そこには、抑圧された記憶、原始的、否定的、あるいは社会的に軽んじられた人間の感情や衝動が含まれています。通常、私たちが無縁だと判断したもの、「野暮」だと判断したものは、シャドウの一部となります。シャドウは、私たちのエゴと対立しています。エゴとは、私たちが自分自身を想像しているものであり、私たちの「アイデンティティ」なのです。タイポロジストによると、私たちの支配的な機能と補助的な機能は自我の中核にあり、次第に三次的な機能や劣等的な機能が発達すると、それらも自我の一部となる。主機能に属さない機能は「影」の中に置かれ、自我が十分な働きをしないときに自我を守るために意識に出たり入ったりするのです。
例えば、ENTPは外向直感:Neを指向していますが、内向直感Ni:の影響を対立しながらも受けています。
この部分をシャドウと呼んでいます。
シャドー機能は善か悪か?
スーザンは「両方です!」とはっきり答えました。
シャドー機能は、非常に破壊的である反面、私たちの成長と自己実現を手助けする役割も担います。
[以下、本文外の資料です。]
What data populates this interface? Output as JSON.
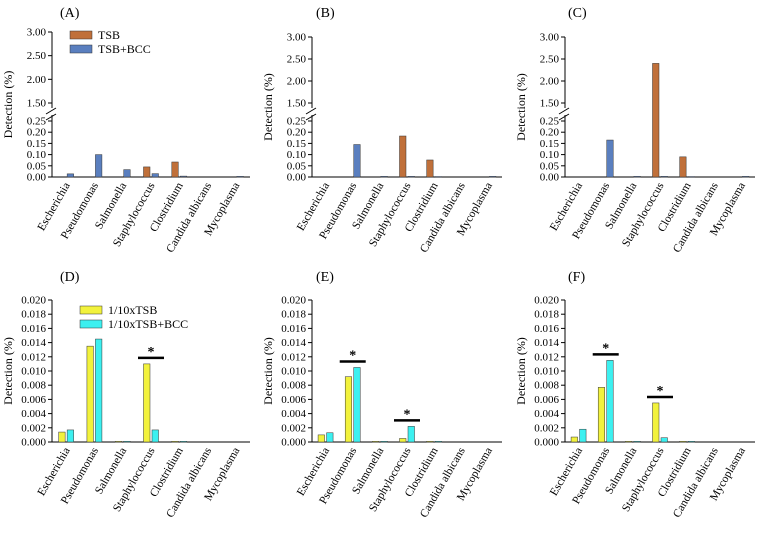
{
  "figure": {
    "categories": [
      "Escherichia",
      "Pseudomonas",
      "Salmonella",
      "Staphylococcus",
      "Clostridium",
      "Candida albicans",
      "Mycoplasma"
    ]
  },
  "chart_data": [
    {
      "type": "bar",
      "panel_label": "(A)",
      "ylabel": "Detection (%)",
      "categories": [
        "Escherichia",
        "Pseudomonas",
        "Salmonella",
        "Staphylococcus",
        "Clostridium",
        "Candida albicans",
        "Mycoplasma"
      ],
      "y_axis_break": true,
      "yticks_lower": [
        "0.00",
        "0.05",
        "0.10",
        "0.15",
        "0.20",
        "0.25"
      ],
      "yticks_upper": [
        "1.50",
        "2.00",
        "2.50",
        "3.00"
      ],
      "legend": [
        "TSB",
        "TSB+BCC"
      ],
      "legend_position": "top-right",
      "series": [
        {
          "name": "TSB",
          "color": "#c0703a",
          "values": [
            0,
            0,
            0,
            0.045,
            0.067,
            0,
            0
          ]
        },
        {
          "name": "TSB+BCC",
          "color": "#5a7fbf",
          "values": [
            0.014,
            0.1,
            0.033,
            0.015,
            0.004,
            0,
            0.003
          ]
        }
      ],
      "significance": []
    },
    {
      "type": "bar",
      "panel_label": "(B)",
      "ylabel": "Detection (%)",
      "categories": [
        "Escherichia",
        "Pseudomonas",
        "Salmonella",
        "Staphylococcus",
        "Clostridium",
        "Candida albicans",
        "Mycoplasma"
      ],
      "y_axis_break": true,
      "yticks_lower": [
        "0.00",
        "0.05",
        "0.10",
        "0.15",
        "0.20",
        "0.25"
      ],
      "yticks_upper": [
        "1.50",
        "2.00",
        "2.50",
        "3.00"
      ],
      "legend": [],
      "legend_position": "",
      "series": [
        {
          "name": "TSB",
          "color": "#c0703a",
          "values": [
            0,
            0,
            0,
            0.183,
            0.076,
            0,
            0
          ]
        },
        {
          "name": "TSB+BCC",
          "color": "#5a7fbf",
          "values": [
            0,
            0.145,
            0.003,
            0.003,
            0.002,
            0,
            0.003
          ]
        }
      ],
      "significance": []
    },
    {
      "type": "bar",
      "panel_label": "(C)",
      "ylabel": "Detection (%)",
      "categories": [
        "Escherichia",
        "Pseudomonas",
        "Salmonella",
        "Staphylococcus",
        "Clostridium",
        "Candida albicans",
        "Mycoplasma"
      ],
      "y_axis_break": true,
      "yticks_lower": [
        "0.00",
        "0.05",
        "0.10",
        "0.15",
        "0.20",
        "0.25"
      ],
      "yticks_upper": [
        "1.50",
        "2.00",
        "2.50",
        "3.00"
      ],
      "legend": [],
      "legend_position": "",
      "series": [
        {
          "name": "TSB",
          "color": "#c0703a",
          "values": [
            0,
            0,
            0,
            2.4,
            0.09,
            0,
            0
          ]
        },
        {
          "name": "TSB+BCC",
          "color": "#5a7fbf",
          "values": [
            0,
            0.165,
            0.003,
            0.003,
            0.002,
            0,
            0.003
          ]
        }
      ],
      "significance": []
    },
    {
      "type": "bar",
      "panel_label": "(D)",
      "ylabel": "Detection (%)",
      "categories": [
        "Escherichia",
        "Pseudomonas",
        "Salmonella",
        "Staphylococcus",
        "Clostridium",
        "Candida albicans",
        "Mycoplasma"
      ],
      "y_axis_break": false,
      "yticks": [
        "0.000",
        "0.002",
        "0.004",
        "0.006",
        "0.008",
        "0.010",
        "0.012",
        "0.014",
        "0.016",
        "0.018",
        "0.020"
      ],
      "legend": [
        "1/10xTSB",
        "1/10xTSB+BCC"
      ],
      "legend_position": "top-left",
      "series": [
        {
          "name": "1/10xTSB",
          "color": "#f2f23c",
          "values": [
            0.0014,
            0.0135,
            0.0001,
            0.011,
            0.0001,
            0,
            0
          ]
        },
        {
          "name": "1/10xTSB+BCC",
          "color": "#3cf0f0",
          "values": [
            0.0017,
            0.0145,
            0.0001,
            0.0017,
            0.0001,
            0,
            0
          ]
        }
      ],
      "significance": [
        {
          "category": "Staphylococcus",
          "label": "*"
        }
      ]
    },
    {
      "type": "bar",
      "panel_label": "(E)",
      "ylabel": "Detection (%)",
      "categories": [
        "Escherichia",
        "Pseudomonas",
        "Salmonella",
        "Staphylococcus",
        "Clostridium",
        "Candida albicans",
        "Mycoplasma"
      ],
      "y_axis_break": false,
      "yticks": [
        "0.000",
        "0.002",
        "0.004",
        "0.006",
        "0.008",
        "0.010",
        "0.012",
        "0.014",
        "0.016",
        "0.018",
        "0.020"
      ],
      "legend": [],
      "legend_position": "",
      "series": [
        {
          "name": "1/10xTSB",
          "color": "#f2f23c",
          "values": [
            0.001,
            0.0092,
            0.0001,
            0.0005,
            0.0001,
            0,
            0
          ]
        },
        {
          "name": "1/10xTSB+BCC",
          "color": "#3cf0f0",
          "values": [
            0.0013,
            0.0105,
            0.0001,
            0.0022,
            0.0001,
            0,
            0
          ]
        }
      ],
      "significance": [
        {
          "category": "Pseudomonas",
          "label": "*"
        },
        {
          "category": "Staphylococcus",
          "label": "*"
        }
      ]
    },
    {
      "type": "bar",
      "panel_label": "(F)",
      "ylabel": "Detection (%)",
      "categories": [
        "Escherichia",
        "Pseudomonas",
        "Salmonella",
        "Staphylococcus",
        "Clostridium",
        "Candida albicans",
        "Mycoplasma"
      ],
      "y_axis_break": false,
      "yticks": [
        "0.000",
        "0.002",
        "0.004",
        "0.006",
        "0.008",
        "0.010",
        "0.012",
        "0.014",
        "0.016",
        "0.018",
        "0.020"
      ],
      "legend": [],
      "legend_position": "",
      "series": [
        {
          "name": "1/10xTSB",
          "color": "#f2f23c",
          "values": [
            0.0007,
            0.0077,
            0.0001,
            0.0055,
            0.0001,
            0,
            0
          ]
        },
        {
          "name": "1/10xTSB+BCC",
          "color": "#3cf0f0",
          "values": [
            0.0018,
            0.0115,
            0.0001,
            0.0006,
            0.0001,
            0,
            0
          ]
        }
      ],
      "significance": [
        {
          "category": "Pseudomonas",
          "label": "*"
        },
        {
          "category": "Staphylococcus",
          "label": "*"
        }
      ]
    }
  ]
}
8機能性格モデルを考え出した類型学者ジョン・ビーブは、影の機能は “人格を守るために汚い戦いをする “と述べています。
“シャドーとは、他人には見えているが、自分には見えていない部分である”
– ジョン・ビービー
よって、内側の弱さやコンプレックスなど目を背けたい部分に向き合う必要があります。
また、シャドウ機能が理解できても、自分で意識的にコントロールするのは難しいとスーザンさんは自身のページで述べています。
少なくとも、シャドー機能は、意識的にコントロールすることができないため、ネガティブになりやすく、その影響を受けると、非合理的、不合理、または道徳的にあいまいな行動をとる傾向があります。また、そのマイナス面を他人に投影してしまうこともあります。
あとがき
最後まで読んでくださりありがとうございました。
最後まで書いてみた結果ですが、個人的には納得できる内容だと思えました。
また、2022年に日本MBTI®公式に参加をしたときに、本当に知りたかった見解に辿り着きました。
ユングの8機能の解説を試みるために、ソシオニクスにも手を出しましたが、サイコロジカルジャンキーさんの理論で説明しても面白いですね。
サイコロジカルジャンキーのスーザンさんには感謝しかないです。